Verschärfte Regeln bei Alkohol auf Zweirädern gefordert

BADS unterstützt die Empfehlungen des Verkehrsgerichtstages

Goslar (nr). An jedem zweiten Alkoholunfall in Deutschland war im Jahr 2024 ein Fahrrad, Pedelec oder E-Scooter beteiligt. Für den jetzt in Goslar tagenden Verkehrsgerichtstag (VGT) zum zweiten Mal nach 2015 Anlass, sich in einem Arbeitskreis mit dem Thema zu beschäftigen.

Der Arbeitskreis spricht sich in seiner Empfehlung dafür aus, einen Bußgeldtatbestand einzuführen, mit welchem das Führen eines Fahrrades bzw. Pedelecs unter dem Einfluss einer bestimmten Alkoholmenge als Ordnungswidrigkeit sanktioniert wird. Orientiert an wissenschaftlichen Erkenntnissen soll der Alkoholgrenzwert in diesem neuen Bußgeldtatbestand bei 1,1 Promille Blutalkohol bzw. 0,55 mg/l Atemalkohol liegen.

„Der Bund gegen Alkohol und Drogen im Straßenverkehr unterstützt diese Forderung mit Nachdruck“, sagt Präsident Helmut Trentmann. Er verweist in diesem Zusammenhang auf die deutlich gestiegene Nutzung der Zweiräder, zu denen sowohl Fahrräder, Pedelecs und E-Scooter zählen.

„Die gestiegenen Unfallzahlen mit zum Teil sehr gravierenden Folgen für die Geschädigten zwingen zu schärferen Regelungen. Es ist belegt, dass das Fahrrad in vielen Fällen als Alternative zum Kfz. genutzt wird, wenn Alkohol in größeren Mengen getrunken wird“, so Trentmann.

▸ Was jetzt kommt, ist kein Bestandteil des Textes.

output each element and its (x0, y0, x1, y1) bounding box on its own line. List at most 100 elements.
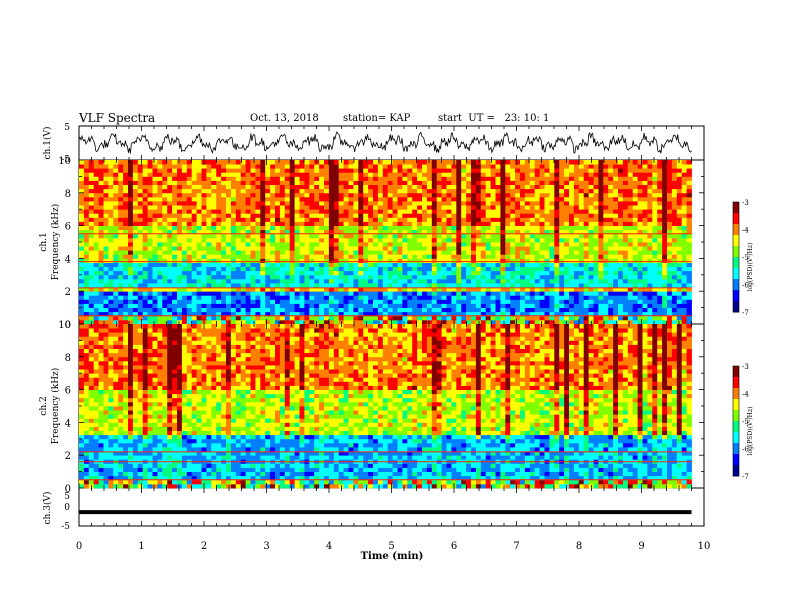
spectrogram-cell (461, 184, 467, 190)
spectrogram-cell (471, 172, 477, 177)
spectrogram-cell (627, 233, 634, 239)
spectrogram-cell (343, 188, 349, 194)
spectrogram-cell (598, 201, 604, 206)
spectrogram-cell (520, 201, 526, 206)
spectrogram-cell (324, 303, 330, 308)
spectrogram-cell (275, 274, 281, 280)
spectrogram-cell (98, 274, 104, 280)
spectrogram-cell (510, 250, 516, 255)
spectrogram-cell (495, 205, 501, 210)
spectrogram-cell (515, 258, 521, 263)
spectrogram-cell (613, 274, 619, 280)
spectrogram-cell (431, 188, 438, 194)
spectrogram-cell (475, 258, 482, 263)
spectrogram-cell (510, 242, 516, 247)
spectrogram-cell (520, 283, 526, 288)
spectrogram-cell (196, 213, 202, 218)
spectrogram-cell (500, 192, 506, 198)
spectrogram-cell (353, 217, 359, 222)
spectrogram-cell (426, 246, 433, 251)
spectrogram-cell (622, 250, 629, 255)
spectrogram-cell (524, 299, 531, 304)
spectrogram-cell (167, 295, 173, 300)
spectrogram-cell (250, 233, 256, 239)
spectrogram-cell (216, 209, 222, 214)
spectrogram-cell (662, 180, 668, 185)
spectrogram-cell (544, 283, 550, 288)
spectrogram-cell (260, 221, 266, 226)
spectrogram-cell (534, 258, 540, 263)
spectrogram-cell (392, 229, 398, 235)
spectrogram-cell (397, 258, 403, 263)
spectrogram-cell (181, 270, 188, 276)
spectrogram-cell (358, 225, 364, 231)
spectrogram-cell (338, 172, 344, 177)
spectrogram-cell (480, 229, 487, 235)
spectrogram-cell (392, 237, 398, 243)
spectrogram-cell (147, 319, 153, 325)
spectrogram-cell (544, 192, 550, 198)
spectrogram-cell (103, 303, 109, 308)
spectrogram-cell (642, 295, 648, 300)
spectrogram-cell (152, 262, 158, 267)
spectrogram-cell (137, 250, 144, 255)
spectrogram-cell (103, 270, 109, 276)
spectrogram-cell (539, 217, 545, 222)
spectrogram-cell (417, 180, 423, 185)
spectrogram-cell (539, 233, 545, 239)
spectrogram-cell (402, 188, 408, 194)
spectrogram-cell (510, 278, 516, 284)
spectrogram-cell (377, 229, 384, 235)
spectrogram-cell (270, 188, 276, 194)
spectrogram-cell (226, 287, 232, 292)
spectrogram-cell (162, 225, 168, 231)
spectrogram-cell (265, 262, 271, 267)
spectrogram-cell (363, 205, 369, 210)
spectrogram-cell (662, 237, 668, 243)
spectrogram-cell (128, 274, 134, 280)
spectrogram-cell (172, 278, 178, 284)
spectrogram-cell (578, 233, 585, 239)
spectrogram-cell (520, 217, 526, 222)
spectrogram-cell (456, 225, 462, 231)
spectrogram-cell (275, 258, 281, 263)
spectrogram-cell (578, 278, 585, 284)
spectrogram-cell (392, 188, 398, 194)
spectrogram-cell (451, 229, 457, 235)
spectrogram-cell (417, 295, 423, 300)
spectrogram-cell (637, 160, 643, 165)
spectrogram-cell (333, 164, 340, 169)
spectrogram-cell (446, 254, 452, 259)
spectrogram-cell (431, 229, 438, 235)
spectrogram-cell (569, 168, 575, 173)
spectrogram-cell (529, 237, 536, 243)
spectrogram-cell (622, 262, 629, 267)
spectrogram-cell (201, 217, 207, 222)
spectrogram-cell (422, 196, 428, 202)
spectrogram-cell (632, 299, 638, 304)
spectrogram-cell (88, 188, 95, 194)
spectrogram-cell (417, 164, 423, 169)
spectrogram-cell (172, 270, 178, 276)
spectrogram-cell (314, 184, 320, 190)
spectrogram-cell (338, 311, 344, 317)
spectrogram-cell (79, 201, 85, 206)
spectrogram-cell (520, 221, 526, 226)
spectrogram-cell (475, 319, 482, 325)
spectrogram-cell (671, 201, 678, 206)
spectrogram-cell (216, 160, 222, 165)
spectrogram-cell (245, 262, 251, 267)
spectrogram-cell (157, 299, 163, 304)
spectrogram-cell (588, 217, 594, 222)
spectrogram-cell (515, 233, 521, 239)
spectrogram-cell (142, 270, 148, 276)
spectrogram-cell (495, 291, 501, 296)
spectrogram-cell (559, 237, 565, 243)
spectrogram-cell (642, 229, 648, 235)
spectrogram-cell (500, 233, 506, 239)
spectrogram-cell (466, 205, 472, 210)
spectrogram-cell (652, 213, 658, 218)
spectrogram-cell (436, 221, 442, 226)
spectrogram-cell (206, 168, 212, 173)
spectrogram-cell (324, 176, 330, 181)
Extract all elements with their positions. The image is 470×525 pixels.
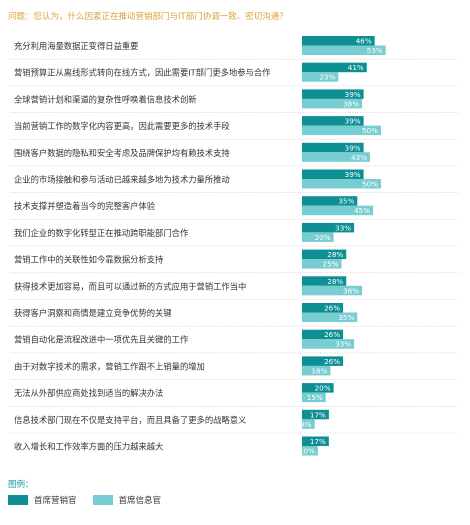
data-label-cmo: 39% <box>345 170 361 179</box>
bar-cio <box>302 72 339 82</box>
data-label-cmo: 39% <box>345 90 361 99</box>
data-label-cio: 23% <box>319 73 335 82</box>
legend-item-cmo: 首席营销官 <box>8 494 77 506</box>
category-label: 充分利用海量数据正变得日益重要 <box>14 41 138 51</box>
bar-cio <box>302 125 381 136</box>
data-label-cio: 10% <box>299 447 315 456</box>
bar-cmo <box>302 409 329 420</box>
bar-cio <box>302 392 326 403</box>
bar-cmo <box>302 329 344 340</box>
bar-cio <box>302 446 318 456</box>
data-label-cmo: 17% <box>310 437 326 446</box>
category-label: 获得客户洞察和商情是建立竞争优势的关键 <box>14 308 172 318</box>
category-label: 企业的市场接触和参与活动已越来越多地为技术力量所推动 <box>14 175 230 185</box>
category-label: 我们企业的数字化转型正在推动跨职能部门合作 <box>14 228 188 238</box>
data-label-cmo: 39% <box>345 143 361 152</box>
data-label-cio: 50% <box>362 180 378 189</box>
bar-cmo <box>302 196 358 206</box>
data-label-cio: 43% <box>351 153 367 162</box>
category-label: 无法从外部供应商处找到适当的解决办法 <box>14 388 163 398</box>
bar-cio <box>302 179 381 189</box>
bar-chart: 充分利用海量数据正变得日益重要 46%53% 营销预算正从离线形式转向在线方式，因此… <box>10 36 460 456</box>
data-label-cio: 35% <box>338 313 354 322</box>
data-label-cio: 25% <box>323 260 339 269</box>
bar-cmo <box>302 89 364 99</box>
data-label-cmo: 33% <box>335 223 351 232</box>
bar-cio <box>302 365 331 376</box>
data-label-cmo: 26% <box>324 330 340 339</box>
category-label: 全球营销计划和渠道的复杂性呼唤着信息技术创新 <box>14 94 197 104</box>
legend-label-cmo: 首席营销官 <box>34 496 77 506</box>
bar-cio <box>302 259 342 269</box>
data-label-cio: 20% <box>315 233 331 242</box>
legend-label-cio: 首席信息官 <box>118 496 162 506</box>
bar-cmo <box>302 36 375 46</box>
category-label: 技术支撑并塑造着当今的完整客户体验 <box>14 201 156 211</box>
category-label: 信息技术部门现在不仅是支持平台，而且具备了更多的战略意义 <box>14 415 246 425</box>
category-label: 当前营销工作的数字化内容更高，因此需要更多的技术手段 <box>14 121 230 131</box>
bar-cio <box>302 232 334 242</box>
bar-cmo <box>302 169 364 179</box>
bar-cmo <box>302 356 344 366</box>
bar-cmo <box>302 222 355 233</box>
data-label-cmo: 17% <box>310 410 326 419</box>
data-label-cmo: 46% <box>356 37 372 46</box>
bar-cio <box>302 339 355 349</box>
bar-cio <box>302 312 358 322</box>
data-label-cmo: 20% <box>315 384 331 393</box>
legend-title: 图例： <box>8 480 34 490</box>
data-label-cio: 38% <box>343 99 359 108</box>
bar-cmo <box>302 276 347 286</box>
bar-cmo <box>302 142 364 153</box>
data-label-cio: 53% <box>367 46 383 55</box>
bar-cmo <box>302 436 329 446</box>
bar-cio <box>302 98 363 109</box>
legend-swatch-cio <box>92 495 113 505</box>
bar-cio <box>302 45 386 55</box>
bar-cmo <box>302 303 344 313</box>
bar-cio <box>302 419 315 429</box>
legend-item-cio: 首席信息官 <box>92 494 162 506</box>
data-label-cio: 38% <box>343 286 359 295</box>
category-label: 营销工作中的关联性如今靠数据分析支持 <box>14 255 163 265</box>
data-label-cmo: 39% <box>345 117 361 126</box>
data-label-cmo: 28% <box>327 250 343 259</box>
data-label-cio: 18% <box>311 366 327 375</box>
category-label: 收入增长和工作效率方面的压力越来越大 <box>14 442 163 452</box>
category-label: 获得技术更加容易，而且可以通过新的方式应用于营销工作当中 <box>14 281 246 291</box>
bar-cio <box>302 152 370 162</box>
data-label-cmo: 41% <box>348 63 364 72</box>
bar-cmo <box>302 62 367 73</box>
bar-cio <box>302 285 363 296</box>
data-label-cio: 15% <box>307 393 323 402</box>
data-label-cmo: 26% <box>324 304 340 313</box>
category-label: 营销预算正从离线形式转向在线方式，因此需要IT部门更多地参与合作 <box>14 68 270 78</box>
data-label-cmo: 35% <box>338 197 354 206</box>
category-label: 由于对数字技术的需求，营销工作跟不上销量的增加 <box>14 361 205 371</box>
data-label-cmo: 26% <box>324 357 340 366</box>
data-label-cmo: 28% <box>327 277 343 286</box>
bar-cio <box>302 205 374 216</box>
legend-swatch-cmo <box>8 495 28 505</box>
bar-cmo <box>302 249 347 260</box>
category-label: 营销自动化是流程改进中一项优先且关键的工作 <box>14 335 188 345</box>
data-label-cio: 33% <box>335 340 351 349</box>
data-label-cio: 50% <box>362 126 378 135</box>
data-label-cio: 45% <box>354 206 370 215</box>
legend: 首席营销官 首席信息官 <box>8 494 177 506</box>
data-label-cio: 8% <box>300 420 312 429</box>
question-text: 问题：您认为，什么因素正在推动营销部门与IT部门协调一致、密切沟通？ <box>8 12 288 22</box>
bar-cmo <box>302 116 364 126</box>
bar-cmo <box>302 383 334 393</box>
category-label: 围绕客户数据的隐私和安全考虑及品牌保护均有赖技术支持 <box>14 148 230 158</box>
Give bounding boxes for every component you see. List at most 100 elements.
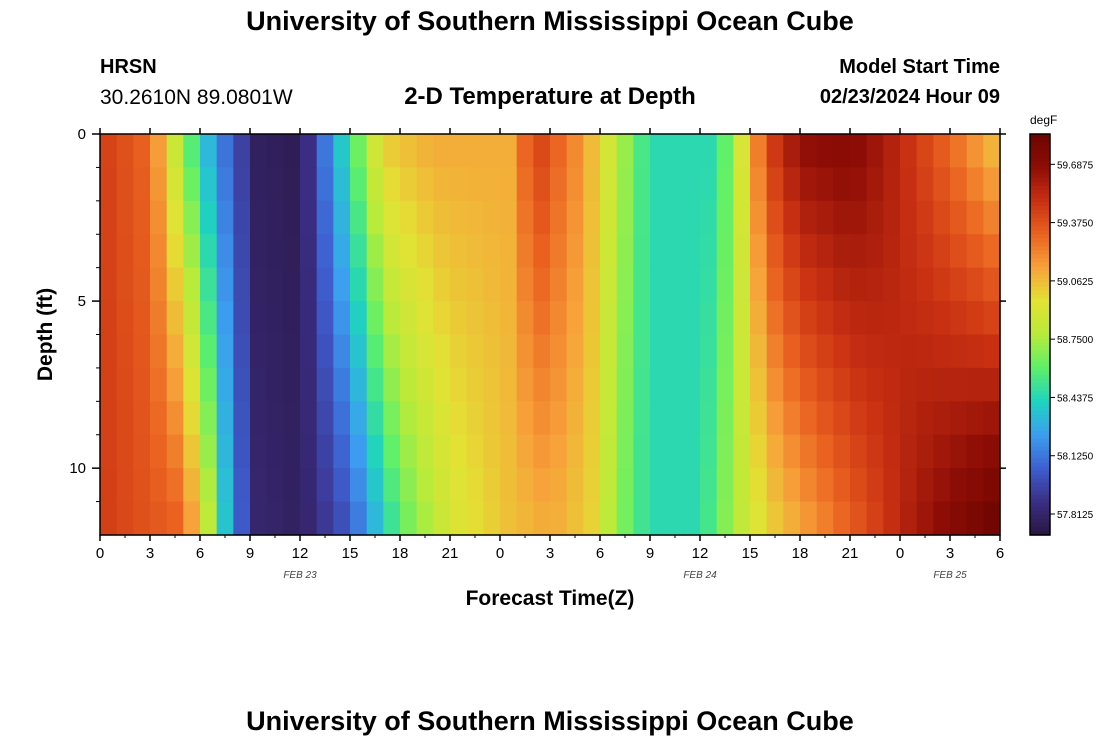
heatmap-cell [800,334,818,369]
heatmap-cell [616,401,634,436]
colorbar-band [1030,438,1050,444]
heatmap-cell [850,434,868,469]
colorbar-frame [1029,133,1051,536]
heatmap-cell [250,134,268,169]
colorbar-band [1030,166,1050,171]
heatmap-cell [483,267,501,302]
x-tick-label: 9 [246,545,254,562]
heatmap-cell [366,200,384,235]
heatmap-cell [600,301,618,336]
heatmap-cell [333,301,351,336]
heatmap-cell [666,434,684,469]
colorbar-band [1030,314,1050,320]
heatmap-cell [500,367,518,402]
heatmap-cell [700,267,718,302]
heatmap-cell [566,167,584,202]
heatmap-cell [983,267,1001,302]
heatmap-cell [100,200,118,235]
heatmap-cell [883,468,901,503]
colorbar-band [1030,206,1050,211]
heatmap-cell [883,200,901,235]
heatmap-cell [666,301,684,336]
x-tick-label: 9 [646,545,654,562]
heatmap-cell [883,267,901,302]
colorbar-band [1030,310,1050,316]
heatmap-cell [850,401,868,436]
heatmap-cell [133,200,151,235]
heatmap-cell [566,434,584,469]
heatmap-cell [500,401,518,436]
colorbar-band [1030,374,1050,380]
heatmap-cell [250,167,268,202]
heatmap-cell [400,234,418,269]
heatmap-cell [366,301,384,336]
heatmap-cell [466,334,484,369]
colorbar-band [1030,250,1050,255]
heatmap-cell [633,134,651,169]
heatmap-cell [383,334,401,369]
heatmap-cell [883,367,901,402]
heatmap-cell [116,334,134,369]
heatmap-cell [683,501,701,536]
heatmap-cell [150,200,168,235]
heatmap-cell [400,501,418,536]
heatmap-cell [416,267,434,302]
heatmap-cell [950,501,968,536]
colorbar-band [1030,470,1050,476]
heatmap-cell [383,401,401,436]
colorbar-band [1030,490,1050,496]
heatmap-cell [466,301,484,336]
colorbar-band [1030,158,1050,163]
heatmap-cell [550,367,568,402]
heatmap-cell [200,434,218,469]
heatmap-cell [900,167,918,202]
heatmap-cell [516,200,534,235]
heatmap-cell [733,234,751,269]
heatmap-cell [383,267,401,302]
heatmap-cell [566,301,584,336]
heatmap-cell [316,468,334,503]
colorbar-band [1030,510,1050,516]
colorbar-band [1030,266,1050,271]
heatmap-cell [283,267,301,302]
heatmap-cell [966,167,984,202]
colorbar-band [1030,394,1050,400]
heatmap-cell [550,434,568,469]
heatmap-cell [666,468,684,503]
heatmap-cell [283,334,301,369]
colorbar-band [1030,270,1050,275]
colorbar-tick-label: 59.3750 [1057,219,1094,230]
y-axis-label: Depth (ft) [34,288,57,381]
colorbar-band [1030,246,1050,251]
heatmap-cell [200,401,218,436]
heatmap-cell [800,434,818,469]
heatmap-cell [200,301,218,336]
colorbar-band [1030,330,1050,336]
heatmap-cell [650,301,668,336]
heatmap-cell [250,434,268,469]
heatmap-cell [216,167,234,202]
colorbar-tick-label: 57.8125 [1057,510,1094,521]
heatmap-cell [966,301,984,336]
heatmap-cell [116,401,134,436]
heatmap-cell [850,134,868,169]
heatmap-cell [316,234,334,269]
heatmap-cell [433,334,451,369]
heatmap-cell [983,367,1001,402]
heatmap-cell [800,267,818,302]
colorbar-band [1030,526,1050,532]
heatmap-cell [750,301,768,336]
heatmap-cell [600,468,618,503]
heatmap-cell [616,134,634,169]
heatmap-cell [466,434,484,469]
heatmap-cell [316,267,334,302]
heatmap-cell [533,134,551,169]
heatmap-cell [116,167,134,202]
heatmap-cell [400,468,418,503]
heatmap-cell [166,334,184,369]
colorbar-band [1030,190,1050,195]
heatmap-cell [716,468,734,503]
x-tick-label: 0 [96,545,104,562]
heatmap-cell [416,501,434,536]
heatmap-cell [966,334,984,369]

Diese vermehrte Nutzung von Fahrrädern durch alkoholisierte Fahrer führe zu einer verstärkten Gefahrensituation.

„Wir fordern deshalb vom Gesetzgeber die Regeländerung so schnell wie möglich umzusetzen und die vom VGT empfohlene Sanktion von 250 € unbedingt zu übernehmen, ebenso muss ein Eintrag in Flensburg erfolgen. Für Wiederholungstäter hält der BADS auch die Anordnung einer MPU (Medizinisch-psychologische Untersuchung (MPU) für erforderlich.“

Für den BADS seien die Empfehlungen ein weiterer Anlass, seine Präventionsarbeit auch verstärkt auf die Gefahren durch Alkohol auf Fahrrädern und Pedelecs auszurichten. „Dazu halten wir in unseren 21 Landessektionen eine breite Palette bereit. In diesem Zusammenhang ist auch unser E-Scootersimulator hervorragend geeignet, eigene Erfahrungen zu sammeln“, sagte Trentmann abschließend.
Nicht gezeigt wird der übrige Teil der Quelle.